Islet IV. Insulin injection site
- The abdomen is the part that should be selected first because the subcutaneous fat in the abdomen is thicker, which can reduce the risk of injection into the muscle layer. It is the easiest to pick up the abdominal skin, and it is also the fastest place to absorb insulin. It should be injected 3 to 4 fingers away from the sides of the belly button. The thinner the subcutaneous layer is, the easier it is to penetrate into the muscle layer. This area is most suitable for injection of short-acting insulin or mixed and mixed insulin.

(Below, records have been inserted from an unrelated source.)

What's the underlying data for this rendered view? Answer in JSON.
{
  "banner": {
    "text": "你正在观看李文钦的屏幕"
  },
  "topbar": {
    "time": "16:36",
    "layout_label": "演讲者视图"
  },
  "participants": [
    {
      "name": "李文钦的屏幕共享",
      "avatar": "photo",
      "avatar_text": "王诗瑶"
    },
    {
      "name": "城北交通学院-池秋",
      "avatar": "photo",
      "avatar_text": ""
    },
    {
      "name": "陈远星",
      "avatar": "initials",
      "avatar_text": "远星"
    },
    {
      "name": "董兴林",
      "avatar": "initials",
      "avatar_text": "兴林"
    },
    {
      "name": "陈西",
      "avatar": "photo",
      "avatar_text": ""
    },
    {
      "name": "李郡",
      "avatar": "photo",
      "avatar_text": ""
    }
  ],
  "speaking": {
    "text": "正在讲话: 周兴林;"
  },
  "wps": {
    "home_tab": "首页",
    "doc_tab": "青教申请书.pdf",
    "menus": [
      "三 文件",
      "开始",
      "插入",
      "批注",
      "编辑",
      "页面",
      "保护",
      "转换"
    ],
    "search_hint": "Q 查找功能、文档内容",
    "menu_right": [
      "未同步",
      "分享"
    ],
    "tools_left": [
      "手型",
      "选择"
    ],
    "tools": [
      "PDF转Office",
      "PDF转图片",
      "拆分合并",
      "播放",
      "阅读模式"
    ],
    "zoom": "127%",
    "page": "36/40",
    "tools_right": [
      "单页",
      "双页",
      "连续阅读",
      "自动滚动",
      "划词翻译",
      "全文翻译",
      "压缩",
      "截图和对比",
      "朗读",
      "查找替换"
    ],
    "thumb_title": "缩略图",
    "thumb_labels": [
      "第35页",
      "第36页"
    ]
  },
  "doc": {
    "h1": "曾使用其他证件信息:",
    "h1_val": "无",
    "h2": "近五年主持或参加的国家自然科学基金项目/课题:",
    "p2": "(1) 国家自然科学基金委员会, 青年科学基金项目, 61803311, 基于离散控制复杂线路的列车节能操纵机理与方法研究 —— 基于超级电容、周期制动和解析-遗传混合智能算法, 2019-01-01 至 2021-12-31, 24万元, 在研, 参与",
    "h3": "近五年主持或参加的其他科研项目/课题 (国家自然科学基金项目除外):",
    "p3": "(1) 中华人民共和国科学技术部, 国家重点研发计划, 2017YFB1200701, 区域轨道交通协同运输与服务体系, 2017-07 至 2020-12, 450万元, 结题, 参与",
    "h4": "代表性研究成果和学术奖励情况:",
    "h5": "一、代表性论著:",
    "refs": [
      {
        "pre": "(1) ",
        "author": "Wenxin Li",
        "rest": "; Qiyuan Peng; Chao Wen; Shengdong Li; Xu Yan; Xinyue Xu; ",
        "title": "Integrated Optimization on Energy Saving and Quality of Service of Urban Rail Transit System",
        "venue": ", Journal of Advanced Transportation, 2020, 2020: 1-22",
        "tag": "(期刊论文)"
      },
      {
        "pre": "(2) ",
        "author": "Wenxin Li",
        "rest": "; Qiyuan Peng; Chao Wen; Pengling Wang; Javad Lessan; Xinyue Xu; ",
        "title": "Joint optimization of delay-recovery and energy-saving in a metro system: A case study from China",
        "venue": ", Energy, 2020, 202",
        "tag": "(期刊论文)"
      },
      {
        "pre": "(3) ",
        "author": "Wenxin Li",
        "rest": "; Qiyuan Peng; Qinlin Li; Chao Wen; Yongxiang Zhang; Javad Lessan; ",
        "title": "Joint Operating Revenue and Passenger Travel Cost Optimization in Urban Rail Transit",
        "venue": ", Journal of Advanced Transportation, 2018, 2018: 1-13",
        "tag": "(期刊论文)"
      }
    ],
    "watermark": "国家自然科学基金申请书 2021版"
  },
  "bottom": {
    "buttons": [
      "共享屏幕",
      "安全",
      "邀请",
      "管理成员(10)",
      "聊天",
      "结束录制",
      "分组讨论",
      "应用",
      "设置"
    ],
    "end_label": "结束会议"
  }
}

- In addition, the outer thigh, the upper quarter of the upper arm, and the buttocks are also suitable sites for insulin injection.
- Outer thigh: Thigh injection can only be performed from the front or the outer side, and there are more blood vessels and nerves distributed on the inner side. It is not suitable for injection. When injecting the thigh, be sure to pinch the skin or use a super-fine, ultra-short (5 mm) pen needle.
- The outer quarter of the upper arm: This is the most unsuitable site for self-injection, because the subcutaneous tissue of the upper arm is thin and easy to inject into the muscle layer: you cannot pick up the skin by yourself during self-injection. When the upper arm must be injected, it is recommended to use an ultra-fine and ultra-short pen needle (5 mm) or to assist the injection by medical staff and family members.
- Buttocks: Buttocks are suitable for injecting medium- and long-acting insulin (such as medium-acting insulin injected before bedtime), because the subcutaneous layer of the buttocks is thick and the absorption of insulin is slow. There is no risk of intramuscular injection from the skin.